Macquarie Bank recently produced an appropriately titled report “Global LNG – The power balance has shifted”. This comprehensive review of the global gas industry found that:
“We see global oversupply from operating and under construction projects lasting until 2022, but including advanced projects, this extends until 2027. Additionally, two factors could shift oversupply out further, export plants running above nameplate and the rise of renewables.”
Due to an international oversupply of gas, it has become a buyers’ market. The shift in power from domestic producers to LNG customers globally means contracts are coming under extreme downward price pressure.
Macquarie note that existing contracts have their pricing periodically reviewed. Currently all these reviews have been in favour of the gas buyers in the global market and have seen falls of around 25% in contracted terms
Japanese customers pay amongst the highest prices in the world for their gas. They are currently paying approximately $A8.90/GJ for their contract gas under renegotiated pricing arrangements.
Australian customers are currently paying around $8-12/GJ according to the ACCC. We should be paying substantially less than the Japanese given the gas must be liquefied (an expensive energy intensive process) and shipped all the way to Japan.
Once we start getting into the detail of the report, the ACCC’s gas industry supplied view looks even more absurd. The ACCC claim that in the southern states we should be paying more for our gas than Queenslanders.
The ACCC says in Queensland we should pay $5.87-7.85/GJ in 2018 while in Melbourne we should pay some $2.45/GJ more accounting for the cost of transporting the gas from Wallumbilla in Queensland.
It claims that the Bass Strait is in decline and gas must come from Queensland to supply the southern states.
This quite simply flies in the face of reality. On the very day that the ACCC released its report the Bass Strait fields are supplying 100% of the needs of Tasmania, Victoria and NSW, part of South Australia’s demand (the balance coming form the SA gas fields at Moomba) and exporting gas through to Gladstone. Melbourne and Sydney consumers have no need to be paying more than their Queensland counterparts.

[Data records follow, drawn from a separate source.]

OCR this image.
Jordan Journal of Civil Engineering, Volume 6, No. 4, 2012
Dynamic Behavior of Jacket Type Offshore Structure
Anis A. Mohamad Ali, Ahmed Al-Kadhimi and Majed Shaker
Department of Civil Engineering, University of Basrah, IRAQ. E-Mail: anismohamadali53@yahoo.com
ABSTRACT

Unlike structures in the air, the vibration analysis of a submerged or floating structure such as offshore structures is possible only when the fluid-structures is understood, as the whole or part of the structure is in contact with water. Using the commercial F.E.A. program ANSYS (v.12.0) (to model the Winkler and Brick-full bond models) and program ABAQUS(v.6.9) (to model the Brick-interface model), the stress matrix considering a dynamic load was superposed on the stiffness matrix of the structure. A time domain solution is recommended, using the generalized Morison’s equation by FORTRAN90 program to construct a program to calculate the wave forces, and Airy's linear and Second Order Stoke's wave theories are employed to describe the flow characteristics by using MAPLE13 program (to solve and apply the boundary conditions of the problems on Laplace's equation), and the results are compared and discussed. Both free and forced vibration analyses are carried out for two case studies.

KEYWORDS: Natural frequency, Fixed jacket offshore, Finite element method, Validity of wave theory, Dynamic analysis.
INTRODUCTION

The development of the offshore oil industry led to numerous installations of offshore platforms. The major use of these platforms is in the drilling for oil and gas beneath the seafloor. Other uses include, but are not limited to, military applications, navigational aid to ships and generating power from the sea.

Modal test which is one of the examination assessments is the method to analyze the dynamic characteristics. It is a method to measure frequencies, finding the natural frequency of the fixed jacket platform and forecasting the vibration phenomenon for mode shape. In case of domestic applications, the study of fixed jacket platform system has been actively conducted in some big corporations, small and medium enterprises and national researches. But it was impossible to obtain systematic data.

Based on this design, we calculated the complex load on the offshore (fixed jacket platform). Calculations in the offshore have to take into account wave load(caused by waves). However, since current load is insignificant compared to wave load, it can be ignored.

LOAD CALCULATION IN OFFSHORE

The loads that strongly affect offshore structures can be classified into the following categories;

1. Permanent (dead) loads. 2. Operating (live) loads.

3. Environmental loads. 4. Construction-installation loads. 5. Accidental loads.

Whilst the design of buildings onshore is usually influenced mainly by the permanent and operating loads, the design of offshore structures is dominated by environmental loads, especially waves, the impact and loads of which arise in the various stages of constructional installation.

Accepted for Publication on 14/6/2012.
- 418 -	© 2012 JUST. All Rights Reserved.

The ACCC has clearly stated that one solution to the price crisis is to produce more gas by opening up coal seam gas fields in NSW and onshore gas fields in Victoria.
Politically, this is impossible in Victoria given the onshore gas ban that exists. In NSW it is problematic due to the unprecedented public opposition to the one live project, Santos’ Narrabri gas project.
This ACCC solution also flies in the face of current global gas economics. Onshore gas has proven to be very expensive gas in Australia.
We live in a low cost gas world. Producing high cost onshore coal seam gas is no way to bring about a fall in the price of gas. The ACCC appears blind to what is occurring in global gas markets and is dutifully parroting lines from the gas industry.
It is well past time that the ACCC and Australian governments at all levels took on the gas cartel that is forcing up domestic gas prices to globally uncompetitive levels. The high gas prices are also feeding through to high electricity prices.
Australia is blessed with abundant energy sources and prices should be amongst the cheapest in the world. That we pay more than our export customers is testament to the fact that energy policy has totally failed.
The ACCC need to stop siding with an industry that has long failed the domestic gas market. The gas cartel must be dealt with confidently and with the interest of families and businesses front of mind.
Bruce Robertson is an analyst with IEEFA.